Recycling time for the flash on full power remains at 7 seconds for a couple hundred flashes and very gradually drops towards 15 seconds over the next two hundred. Compared to normal AA batteries this is a Godsend, a whole wedding without waiting an eternity for the damned flash to recycle!
One of these pictures shows a caving battery belt, actually an old car seatbelt on which I used for abseiling, caving and to carry a twelve volt burglar alarm battery for video cameras, (I try to save money where possible, but I must try to go get hold of one of those lightweight gardening belts for this flash battery setup).
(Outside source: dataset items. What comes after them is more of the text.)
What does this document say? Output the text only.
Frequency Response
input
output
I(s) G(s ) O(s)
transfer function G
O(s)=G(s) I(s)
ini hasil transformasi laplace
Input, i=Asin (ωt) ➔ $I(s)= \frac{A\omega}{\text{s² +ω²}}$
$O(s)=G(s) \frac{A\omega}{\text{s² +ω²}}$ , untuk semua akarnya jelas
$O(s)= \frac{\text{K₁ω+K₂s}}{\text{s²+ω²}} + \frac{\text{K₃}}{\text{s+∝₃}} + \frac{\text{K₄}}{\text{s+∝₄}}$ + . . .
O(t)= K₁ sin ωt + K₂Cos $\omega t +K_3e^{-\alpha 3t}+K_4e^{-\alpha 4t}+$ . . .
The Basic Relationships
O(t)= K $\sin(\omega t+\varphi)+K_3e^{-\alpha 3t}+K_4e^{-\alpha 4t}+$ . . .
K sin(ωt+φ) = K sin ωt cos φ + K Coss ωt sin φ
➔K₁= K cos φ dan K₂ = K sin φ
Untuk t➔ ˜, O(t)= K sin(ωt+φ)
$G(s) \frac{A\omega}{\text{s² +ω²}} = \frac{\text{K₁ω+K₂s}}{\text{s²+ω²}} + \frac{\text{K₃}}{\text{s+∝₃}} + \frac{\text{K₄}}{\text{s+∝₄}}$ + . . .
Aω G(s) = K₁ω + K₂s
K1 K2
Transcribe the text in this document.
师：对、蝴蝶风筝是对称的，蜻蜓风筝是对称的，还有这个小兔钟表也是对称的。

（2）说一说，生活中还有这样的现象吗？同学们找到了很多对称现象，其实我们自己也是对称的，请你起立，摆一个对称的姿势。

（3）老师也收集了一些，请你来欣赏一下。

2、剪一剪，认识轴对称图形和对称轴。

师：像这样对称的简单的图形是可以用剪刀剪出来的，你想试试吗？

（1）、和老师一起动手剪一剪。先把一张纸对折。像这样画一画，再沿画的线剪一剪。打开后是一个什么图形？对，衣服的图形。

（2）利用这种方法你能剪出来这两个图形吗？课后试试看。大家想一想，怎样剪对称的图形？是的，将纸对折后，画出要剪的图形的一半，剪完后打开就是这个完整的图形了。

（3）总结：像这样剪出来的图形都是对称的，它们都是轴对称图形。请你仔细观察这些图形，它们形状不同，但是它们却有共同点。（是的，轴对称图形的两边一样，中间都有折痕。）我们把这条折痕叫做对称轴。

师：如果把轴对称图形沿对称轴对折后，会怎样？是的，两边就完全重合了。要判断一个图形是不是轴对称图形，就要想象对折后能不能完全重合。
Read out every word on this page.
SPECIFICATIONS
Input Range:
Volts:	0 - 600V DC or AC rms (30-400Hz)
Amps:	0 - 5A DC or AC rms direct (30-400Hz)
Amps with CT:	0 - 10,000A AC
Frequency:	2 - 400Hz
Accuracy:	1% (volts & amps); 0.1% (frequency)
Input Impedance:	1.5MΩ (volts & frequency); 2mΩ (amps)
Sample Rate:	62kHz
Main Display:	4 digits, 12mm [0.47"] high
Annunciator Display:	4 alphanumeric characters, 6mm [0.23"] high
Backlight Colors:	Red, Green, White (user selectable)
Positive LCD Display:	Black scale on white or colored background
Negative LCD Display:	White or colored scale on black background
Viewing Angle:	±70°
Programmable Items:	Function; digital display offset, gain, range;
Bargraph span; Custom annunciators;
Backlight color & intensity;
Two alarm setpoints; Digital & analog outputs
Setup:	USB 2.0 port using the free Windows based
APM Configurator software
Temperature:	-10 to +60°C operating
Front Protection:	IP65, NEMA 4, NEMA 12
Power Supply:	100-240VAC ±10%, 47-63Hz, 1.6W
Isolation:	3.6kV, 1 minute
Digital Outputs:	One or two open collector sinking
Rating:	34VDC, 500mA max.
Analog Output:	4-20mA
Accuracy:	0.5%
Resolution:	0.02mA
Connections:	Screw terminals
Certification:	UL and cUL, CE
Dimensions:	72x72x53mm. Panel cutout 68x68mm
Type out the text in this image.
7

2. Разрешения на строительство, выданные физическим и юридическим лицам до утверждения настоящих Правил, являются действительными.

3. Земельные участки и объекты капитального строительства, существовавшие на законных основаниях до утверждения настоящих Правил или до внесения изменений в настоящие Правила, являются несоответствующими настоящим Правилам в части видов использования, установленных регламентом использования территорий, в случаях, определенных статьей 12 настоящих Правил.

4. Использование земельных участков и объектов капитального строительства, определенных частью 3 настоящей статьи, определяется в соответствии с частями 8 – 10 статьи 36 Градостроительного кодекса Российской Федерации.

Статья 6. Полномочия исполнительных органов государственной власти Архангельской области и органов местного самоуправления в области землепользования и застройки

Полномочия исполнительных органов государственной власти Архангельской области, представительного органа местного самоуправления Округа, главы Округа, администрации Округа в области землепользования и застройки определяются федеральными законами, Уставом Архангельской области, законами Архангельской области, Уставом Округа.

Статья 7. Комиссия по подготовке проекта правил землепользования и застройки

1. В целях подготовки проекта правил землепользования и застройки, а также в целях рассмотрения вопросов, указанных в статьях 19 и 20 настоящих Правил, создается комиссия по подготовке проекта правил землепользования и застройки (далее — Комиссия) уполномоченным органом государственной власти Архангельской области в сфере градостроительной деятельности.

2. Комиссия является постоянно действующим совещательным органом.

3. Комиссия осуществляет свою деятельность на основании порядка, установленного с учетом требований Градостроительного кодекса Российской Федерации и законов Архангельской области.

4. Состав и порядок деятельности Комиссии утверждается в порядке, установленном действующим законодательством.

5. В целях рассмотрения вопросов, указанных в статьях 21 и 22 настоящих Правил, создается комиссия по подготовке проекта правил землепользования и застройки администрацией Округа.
The wide metal plate belt loop in the same shot is so I can be totally portable with my Vivitar 285HV and my DIY brolly bracket, (see a previous post for those details).
Before, with AA batteries, I was waiting thirty five seconds within twenty full power flashes and a whole minute after fifty flashes!
I do tend to use the Vivitar flashgun on 1/4 power for brolly photography and recycling time is just two seconds. Without the brolly I'd be using 1/16th power which means recycling time is virtually instant. I am far more than happy with this little bit of DIY.